Portugal Joins EU Pushback Against New Vape & Tobacco Tax

EU Tobacco Tax Portugal Vape Ban

Portugal has publicly challenged the European Commission’s proposed revision of the Tobacco Excise Directive (TED), joining a growing coalition of member states concerned about its far-reaching consequences. The Portuguese Ministry of Finance warns that the directive, which aims to harmonize taxes across the bloc, could fuel illicit trade, cause annual revenue losses of up to €1.5 billion, and undermine the fiscal autonomy of member states.

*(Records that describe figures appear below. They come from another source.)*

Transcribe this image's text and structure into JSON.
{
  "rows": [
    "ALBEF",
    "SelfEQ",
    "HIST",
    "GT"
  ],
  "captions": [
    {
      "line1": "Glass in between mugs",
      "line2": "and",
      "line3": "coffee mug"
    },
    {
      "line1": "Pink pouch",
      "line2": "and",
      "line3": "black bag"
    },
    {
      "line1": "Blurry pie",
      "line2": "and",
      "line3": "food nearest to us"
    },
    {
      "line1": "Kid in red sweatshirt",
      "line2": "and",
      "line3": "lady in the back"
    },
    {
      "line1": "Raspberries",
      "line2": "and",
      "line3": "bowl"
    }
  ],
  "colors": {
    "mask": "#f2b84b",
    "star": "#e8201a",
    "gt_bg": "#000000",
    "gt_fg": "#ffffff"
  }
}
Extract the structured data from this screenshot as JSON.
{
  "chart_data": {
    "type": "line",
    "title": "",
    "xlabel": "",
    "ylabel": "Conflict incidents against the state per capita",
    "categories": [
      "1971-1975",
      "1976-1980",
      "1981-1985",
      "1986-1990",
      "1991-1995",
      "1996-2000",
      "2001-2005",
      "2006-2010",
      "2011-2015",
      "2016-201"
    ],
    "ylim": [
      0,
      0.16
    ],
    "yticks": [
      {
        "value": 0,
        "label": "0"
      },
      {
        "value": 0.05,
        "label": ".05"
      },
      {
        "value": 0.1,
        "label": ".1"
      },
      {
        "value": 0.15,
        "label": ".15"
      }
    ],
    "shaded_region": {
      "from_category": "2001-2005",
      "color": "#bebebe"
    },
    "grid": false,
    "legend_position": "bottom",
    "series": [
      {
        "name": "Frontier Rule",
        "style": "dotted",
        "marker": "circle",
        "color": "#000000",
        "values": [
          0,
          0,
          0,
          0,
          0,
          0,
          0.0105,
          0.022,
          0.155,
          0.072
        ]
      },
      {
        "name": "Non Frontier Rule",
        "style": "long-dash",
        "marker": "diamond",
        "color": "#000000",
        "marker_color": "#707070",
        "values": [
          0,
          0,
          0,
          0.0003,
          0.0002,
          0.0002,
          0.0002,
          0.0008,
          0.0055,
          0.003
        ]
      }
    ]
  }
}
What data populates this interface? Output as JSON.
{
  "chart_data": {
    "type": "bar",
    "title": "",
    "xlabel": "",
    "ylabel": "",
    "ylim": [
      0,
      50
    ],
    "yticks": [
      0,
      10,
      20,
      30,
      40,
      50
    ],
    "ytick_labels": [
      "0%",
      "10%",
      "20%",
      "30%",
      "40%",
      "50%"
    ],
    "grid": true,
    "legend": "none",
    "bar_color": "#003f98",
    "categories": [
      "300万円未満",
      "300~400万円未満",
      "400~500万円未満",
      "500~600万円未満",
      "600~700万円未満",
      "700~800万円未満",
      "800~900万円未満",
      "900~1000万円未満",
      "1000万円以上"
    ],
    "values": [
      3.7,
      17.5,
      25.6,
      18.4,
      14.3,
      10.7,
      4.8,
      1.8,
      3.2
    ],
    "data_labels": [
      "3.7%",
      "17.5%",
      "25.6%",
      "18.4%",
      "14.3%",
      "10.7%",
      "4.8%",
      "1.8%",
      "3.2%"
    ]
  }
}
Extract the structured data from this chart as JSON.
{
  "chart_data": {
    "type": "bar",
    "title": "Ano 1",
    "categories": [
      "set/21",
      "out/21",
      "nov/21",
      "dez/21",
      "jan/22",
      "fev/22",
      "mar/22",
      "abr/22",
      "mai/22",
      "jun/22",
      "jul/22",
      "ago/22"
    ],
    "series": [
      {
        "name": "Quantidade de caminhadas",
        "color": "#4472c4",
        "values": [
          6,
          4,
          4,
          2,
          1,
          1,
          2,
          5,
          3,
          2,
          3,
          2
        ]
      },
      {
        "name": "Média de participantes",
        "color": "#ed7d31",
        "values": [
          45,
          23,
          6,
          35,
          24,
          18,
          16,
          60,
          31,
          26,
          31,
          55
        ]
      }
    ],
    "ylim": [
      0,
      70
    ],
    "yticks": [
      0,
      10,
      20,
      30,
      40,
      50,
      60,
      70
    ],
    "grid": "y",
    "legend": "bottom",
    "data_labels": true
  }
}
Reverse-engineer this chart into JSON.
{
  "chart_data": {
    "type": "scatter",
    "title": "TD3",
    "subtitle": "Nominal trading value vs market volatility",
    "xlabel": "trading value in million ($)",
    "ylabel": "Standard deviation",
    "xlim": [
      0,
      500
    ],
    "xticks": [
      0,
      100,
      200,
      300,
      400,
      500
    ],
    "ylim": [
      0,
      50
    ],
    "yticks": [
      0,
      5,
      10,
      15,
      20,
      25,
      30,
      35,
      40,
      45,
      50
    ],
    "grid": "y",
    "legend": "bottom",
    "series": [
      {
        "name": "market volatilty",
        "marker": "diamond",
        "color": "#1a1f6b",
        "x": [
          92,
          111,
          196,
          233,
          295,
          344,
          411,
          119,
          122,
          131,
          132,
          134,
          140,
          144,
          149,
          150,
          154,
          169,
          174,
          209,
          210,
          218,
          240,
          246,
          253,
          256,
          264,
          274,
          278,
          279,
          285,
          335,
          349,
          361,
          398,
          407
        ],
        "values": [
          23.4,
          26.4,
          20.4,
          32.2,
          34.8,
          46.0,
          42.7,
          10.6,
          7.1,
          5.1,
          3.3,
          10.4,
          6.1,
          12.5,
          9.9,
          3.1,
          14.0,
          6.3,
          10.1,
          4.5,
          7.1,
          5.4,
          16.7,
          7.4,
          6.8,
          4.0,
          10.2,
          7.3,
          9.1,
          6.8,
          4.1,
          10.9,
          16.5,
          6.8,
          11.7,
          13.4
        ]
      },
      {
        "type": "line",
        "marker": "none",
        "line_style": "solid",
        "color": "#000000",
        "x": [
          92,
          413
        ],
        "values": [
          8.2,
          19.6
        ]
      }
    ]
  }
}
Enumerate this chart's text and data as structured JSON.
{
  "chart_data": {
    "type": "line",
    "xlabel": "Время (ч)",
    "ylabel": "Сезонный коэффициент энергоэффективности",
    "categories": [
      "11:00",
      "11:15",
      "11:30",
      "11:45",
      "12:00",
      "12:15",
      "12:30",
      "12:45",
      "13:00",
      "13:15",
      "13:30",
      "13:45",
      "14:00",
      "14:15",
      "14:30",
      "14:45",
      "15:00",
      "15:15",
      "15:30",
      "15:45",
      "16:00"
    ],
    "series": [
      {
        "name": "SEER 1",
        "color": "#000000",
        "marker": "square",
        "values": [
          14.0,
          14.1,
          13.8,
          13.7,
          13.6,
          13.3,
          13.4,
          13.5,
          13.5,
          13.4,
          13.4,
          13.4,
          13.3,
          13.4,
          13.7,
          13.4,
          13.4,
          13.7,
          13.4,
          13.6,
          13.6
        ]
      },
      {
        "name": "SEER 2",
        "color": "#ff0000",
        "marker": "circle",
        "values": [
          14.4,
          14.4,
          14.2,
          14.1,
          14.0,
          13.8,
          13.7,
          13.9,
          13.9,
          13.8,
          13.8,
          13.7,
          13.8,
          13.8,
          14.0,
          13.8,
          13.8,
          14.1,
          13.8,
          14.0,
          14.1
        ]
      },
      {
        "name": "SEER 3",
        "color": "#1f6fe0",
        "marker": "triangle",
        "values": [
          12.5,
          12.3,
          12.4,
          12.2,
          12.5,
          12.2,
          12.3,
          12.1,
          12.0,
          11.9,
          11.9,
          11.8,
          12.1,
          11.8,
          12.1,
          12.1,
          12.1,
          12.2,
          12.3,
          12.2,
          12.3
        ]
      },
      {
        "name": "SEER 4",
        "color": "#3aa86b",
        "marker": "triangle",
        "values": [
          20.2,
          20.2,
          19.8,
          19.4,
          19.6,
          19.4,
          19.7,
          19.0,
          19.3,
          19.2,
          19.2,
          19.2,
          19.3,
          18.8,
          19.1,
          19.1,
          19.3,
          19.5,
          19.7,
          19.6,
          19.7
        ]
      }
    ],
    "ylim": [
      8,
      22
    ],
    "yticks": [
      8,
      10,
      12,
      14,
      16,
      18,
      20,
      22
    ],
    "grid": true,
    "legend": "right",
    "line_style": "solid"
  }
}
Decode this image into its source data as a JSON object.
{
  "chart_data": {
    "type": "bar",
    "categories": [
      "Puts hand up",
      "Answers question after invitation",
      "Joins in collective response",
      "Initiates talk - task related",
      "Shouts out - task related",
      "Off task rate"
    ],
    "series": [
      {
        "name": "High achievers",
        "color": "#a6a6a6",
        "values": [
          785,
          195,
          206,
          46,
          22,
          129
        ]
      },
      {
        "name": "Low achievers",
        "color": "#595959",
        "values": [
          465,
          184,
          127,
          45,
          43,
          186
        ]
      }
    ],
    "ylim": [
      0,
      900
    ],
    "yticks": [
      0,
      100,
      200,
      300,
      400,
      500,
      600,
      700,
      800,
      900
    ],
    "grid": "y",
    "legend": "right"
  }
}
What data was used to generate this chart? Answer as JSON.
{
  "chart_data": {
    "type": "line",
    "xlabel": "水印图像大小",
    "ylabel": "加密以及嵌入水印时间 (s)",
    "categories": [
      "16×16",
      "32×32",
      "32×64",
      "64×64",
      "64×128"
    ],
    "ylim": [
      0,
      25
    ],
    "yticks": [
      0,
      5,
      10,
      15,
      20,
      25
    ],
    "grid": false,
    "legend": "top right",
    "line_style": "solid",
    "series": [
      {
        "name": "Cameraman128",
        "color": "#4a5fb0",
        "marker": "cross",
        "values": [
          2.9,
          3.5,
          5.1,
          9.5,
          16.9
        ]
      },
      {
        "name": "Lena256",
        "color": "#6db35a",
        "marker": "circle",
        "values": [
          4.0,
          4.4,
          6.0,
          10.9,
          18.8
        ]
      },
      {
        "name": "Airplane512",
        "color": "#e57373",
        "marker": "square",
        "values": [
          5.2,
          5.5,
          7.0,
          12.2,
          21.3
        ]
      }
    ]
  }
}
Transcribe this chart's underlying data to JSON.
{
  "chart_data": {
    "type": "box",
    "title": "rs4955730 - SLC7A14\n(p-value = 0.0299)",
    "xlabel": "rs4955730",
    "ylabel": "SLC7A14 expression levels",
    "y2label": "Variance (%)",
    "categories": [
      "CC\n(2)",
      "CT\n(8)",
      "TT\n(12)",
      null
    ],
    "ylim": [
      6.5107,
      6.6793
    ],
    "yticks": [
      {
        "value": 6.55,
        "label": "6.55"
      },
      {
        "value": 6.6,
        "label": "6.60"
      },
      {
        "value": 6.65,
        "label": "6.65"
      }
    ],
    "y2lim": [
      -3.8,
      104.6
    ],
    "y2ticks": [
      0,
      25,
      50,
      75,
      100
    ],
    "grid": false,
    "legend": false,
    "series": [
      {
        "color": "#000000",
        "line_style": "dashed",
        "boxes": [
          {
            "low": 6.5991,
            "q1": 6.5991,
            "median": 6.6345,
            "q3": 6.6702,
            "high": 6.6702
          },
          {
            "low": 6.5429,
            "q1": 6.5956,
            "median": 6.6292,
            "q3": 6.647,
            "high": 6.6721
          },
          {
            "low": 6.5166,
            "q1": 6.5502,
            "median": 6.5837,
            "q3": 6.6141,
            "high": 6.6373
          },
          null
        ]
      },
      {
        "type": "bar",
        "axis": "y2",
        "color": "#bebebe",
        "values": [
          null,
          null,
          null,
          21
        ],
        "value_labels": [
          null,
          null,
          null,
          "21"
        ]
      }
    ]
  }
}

The proposed TED seeks to equate the taxation of reduced-risk alternatives—such as vapes, nicotine pouches, and heated tobacco products—with that of traditional cigarettes. Critics argue this ignores scientific evidence showing these products are significantly less harmful and are used by millions of Europeans as smoking cessation aids. The proposal includes a potential 790% tax increase on nicotine pouches.

Portugal, along with countries like Greece, Romania, Sweden, and Bulgaria, argues that the measure, presented under the guise of public health, is a move to centralize fiscal power in Brussels while ignoring national economic and cultural realities. Sweden, a leader in tobacco harm reduction, fears the directive could jeopardize its progress in achieving historically low smoking rates. Greece and Bulgaria are concerned about the economic impact on their significant tobacco industries.

As the TED proposal requires unanimous approval, this growing resistance provides a real opportunity for member states to block or force a reconsideration of a directive they see as counterproductive to both public health and national sovereignty.